As officers struggle to place the girl inside a police vehicle she requests "a girl officer," who appears to help the handcuffed child maneuver into the vehicle. When the girl refuses to pull her legs inside the vehicle, officers threaten her with pepper spray. "I'm going to pepper spray you and I don't want to," the female officer says. "This is your last chance otherwise pepper spray is going in your eyeballs."

"Just spray her," another officer says. "Just spray her at this point."

Executive Deputy Chief Andre Anderson told reporters Sunday that officers were responding to reports of a "family trouble" when they were told the 9-year-old girl was attempting to run away after having indicated she was suicidal and wanted to kill herself and her mom. Following Friday's incident, the child was taken to a local hospital for treatment under New York's mental hygiene law. She has since been released.

On Sunday, Mayor Warren called on the city's law enforcement officers to respond to all calls with compassion and empathy. "I have a 10-year-old daughter. So she's a child; she's a baby. And I can tell you that this video, as a mother, is not anything that you want to see. It's not," Warren said. "We have to understand compassion, empathy. When you have a child that is suffering in this way, and calling out for her dad — I saw my baby's face in her face.

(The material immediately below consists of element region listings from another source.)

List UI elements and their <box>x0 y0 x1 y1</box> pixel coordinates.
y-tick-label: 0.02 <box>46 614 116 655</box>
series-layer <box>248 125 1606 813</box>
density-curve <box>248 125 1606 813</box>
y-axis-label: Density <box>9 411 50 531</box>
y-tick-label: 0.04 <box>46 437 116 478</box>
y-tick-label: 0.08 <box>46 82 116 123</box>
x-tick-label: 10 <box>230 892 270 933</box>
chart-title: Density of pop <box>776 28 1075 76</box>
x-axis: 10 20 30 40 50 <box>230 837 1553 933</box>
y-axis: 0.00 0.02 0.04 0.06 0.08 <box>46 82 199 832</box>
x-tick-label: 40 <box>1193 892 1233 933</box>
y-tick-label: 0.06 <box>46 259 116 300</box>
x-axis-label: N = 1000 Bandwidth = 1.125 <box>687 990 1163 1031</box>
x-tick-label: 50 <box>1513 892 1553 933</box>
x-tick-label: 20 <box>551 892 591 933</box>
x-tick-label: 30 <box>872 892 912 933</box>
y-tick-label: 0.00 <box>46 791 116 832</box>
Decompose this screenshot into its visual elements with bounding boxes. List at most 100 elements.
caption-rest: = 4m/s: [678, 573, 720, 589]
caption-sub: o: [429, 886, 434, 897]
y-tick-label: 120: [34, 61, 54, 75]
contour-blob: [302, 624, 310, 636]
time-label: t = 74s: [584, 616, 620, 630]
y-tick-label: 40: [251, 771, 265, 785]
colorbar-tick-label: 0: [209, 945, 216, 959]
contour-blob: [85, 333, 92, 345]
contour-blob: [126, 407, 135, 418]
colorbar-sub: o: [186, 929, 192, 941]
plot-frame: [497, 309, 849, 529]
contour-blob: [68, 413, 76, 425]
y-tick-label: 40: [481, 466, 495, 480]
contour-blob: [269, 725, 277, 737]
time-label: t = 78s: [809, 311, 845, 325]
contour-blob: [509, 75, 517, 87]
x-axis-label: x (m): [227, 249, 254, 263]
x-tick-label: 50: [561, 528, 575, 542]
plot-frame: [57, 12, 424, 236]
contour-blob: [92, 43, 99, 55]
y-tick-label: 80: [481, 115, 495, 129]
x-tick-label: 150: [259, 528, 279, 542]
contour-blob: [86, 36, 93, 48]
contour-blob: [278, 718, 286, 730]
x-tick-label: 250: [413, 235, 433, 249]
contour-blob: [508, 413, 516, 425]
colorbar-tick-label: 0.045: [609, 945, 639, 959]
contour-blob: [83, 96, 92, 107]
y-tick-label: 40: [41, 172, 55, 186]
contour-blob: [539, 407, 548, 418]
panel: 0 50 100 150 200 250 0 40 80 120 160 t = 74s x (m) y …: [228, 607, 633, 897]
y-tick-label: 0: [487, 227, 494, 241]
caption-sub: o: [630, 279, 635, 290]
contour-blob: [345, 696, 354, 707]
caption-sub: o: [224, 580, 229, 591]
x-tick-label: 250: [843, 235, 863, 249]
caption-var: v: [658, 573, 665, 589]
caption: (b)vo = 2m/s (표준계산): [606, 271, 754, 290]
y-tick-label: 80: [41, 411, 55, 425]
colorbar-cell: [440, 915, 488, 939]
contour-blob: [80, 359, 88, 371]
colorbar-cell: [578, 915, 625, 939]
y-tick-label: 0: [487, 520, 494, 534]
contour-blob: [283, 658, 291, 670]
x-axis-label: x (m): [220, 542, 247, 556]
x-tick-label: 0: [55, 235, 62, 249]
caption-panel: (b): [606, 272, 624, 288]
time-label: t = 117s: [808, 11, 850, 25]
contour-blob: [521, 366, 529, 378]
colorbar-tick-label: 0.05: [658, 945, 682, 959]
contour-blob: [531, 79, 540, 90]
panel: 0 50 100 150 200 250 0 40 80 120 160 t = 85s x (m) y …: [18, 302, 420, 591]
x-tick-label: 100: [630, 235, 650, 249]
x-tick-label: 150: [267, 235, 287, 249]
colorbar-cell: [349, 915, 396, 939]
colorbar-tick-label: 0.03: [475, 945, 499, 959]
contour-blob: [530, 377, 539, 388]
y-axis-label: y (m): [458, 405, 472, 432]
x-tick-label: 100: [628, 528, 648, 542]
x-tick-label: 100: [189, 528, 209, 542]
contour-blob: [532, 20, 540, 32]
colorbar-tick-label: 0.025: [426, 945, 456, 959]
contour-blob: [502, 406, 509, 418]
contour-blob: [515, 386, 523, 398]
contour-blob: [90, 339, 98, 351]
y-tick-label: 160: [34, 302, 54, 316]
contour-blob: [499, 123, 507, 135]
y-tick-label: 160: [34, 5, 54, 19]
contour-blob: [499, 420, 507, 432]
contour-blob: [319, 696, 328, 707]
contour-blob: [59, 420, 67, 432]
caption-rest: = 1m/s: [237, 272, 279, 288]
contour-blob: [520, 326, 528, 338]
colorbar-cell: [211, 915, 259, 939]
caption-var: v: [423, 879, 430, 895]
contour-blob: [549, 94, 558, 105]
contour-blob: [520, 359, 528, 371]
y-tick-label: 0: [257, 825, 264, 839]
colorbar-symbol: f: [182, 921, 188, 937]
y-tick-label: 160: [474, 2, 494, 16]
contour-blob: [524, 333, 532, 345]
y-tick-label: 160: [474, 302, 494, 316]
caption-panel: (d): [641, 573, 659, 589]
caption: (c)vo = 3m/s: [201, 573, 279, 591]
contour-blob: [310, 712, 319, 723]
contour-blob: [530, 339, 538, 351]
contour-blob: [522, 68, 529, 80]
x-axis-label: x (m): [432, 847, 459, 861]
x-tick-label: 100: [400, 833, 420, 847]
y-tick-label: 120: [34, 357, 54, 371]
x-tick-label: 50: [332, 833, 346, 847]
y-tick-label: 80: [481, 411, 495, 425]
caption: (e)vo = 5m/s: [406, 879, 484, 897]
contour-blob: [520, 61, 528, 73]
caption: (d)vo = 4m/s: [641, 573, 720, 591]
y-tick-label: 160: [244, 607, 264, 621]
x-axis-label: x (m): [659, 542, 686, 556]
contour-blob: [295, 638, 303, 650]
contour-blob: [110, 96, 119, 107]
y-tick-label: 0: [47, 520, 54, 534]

Compassion and seeing yourself and seeing your child, your loved one is what you want no matter the situation."

"We must change how we do business, how we treat people," Warren continued. "We have to understand that they are, at the very core, human beings. And we must treat each other as we want to be treated, as we want our loved ones to be treated."

New York State Attorney General Letitia James called the incident "deeply disturbing and wholly unacceptable" in a tweet posted Monday. "Such use of force and pepper spray should never be deployed against a child, period," James wrote, adding her office was looking into what had happened. "It’s clear that drastic reform is needed."

Best-selling young adult author Angie Thomas criticized police for failing to see and treat Black children like the 9-year-old girl involved in Friday's incident as children. "Black children are never seen as children," Thomas tweeted. "I'm beyond pissed at this point."

NYCLU, the New York state-affiliated chapter of the American Civil Liberties Union (ACLU) have said there is no justification for pepper-spraying a 9-year-old. They have called on Mayor Warren to take action. "Rochester police have no business serving as the first responder in a mental health crisis."

But law enforcement officials in Rochester have also expressed concern and dismay at how the young girl was treated.

"I'm not going to stand here and tell you that for a 9-year-old to have to be pepper-sprayed is OK. It's not," interim Rochester Police Chief Cynthia Herriott-Sullivan said Sunday during a press conference with the mayor. "I don't see that as who we are as a department, and we're going to do the work we have to do to ensure that these kinds of things don't happen."

The incident is being investigated both internally by Rochester police and externally by the city's police accountability board.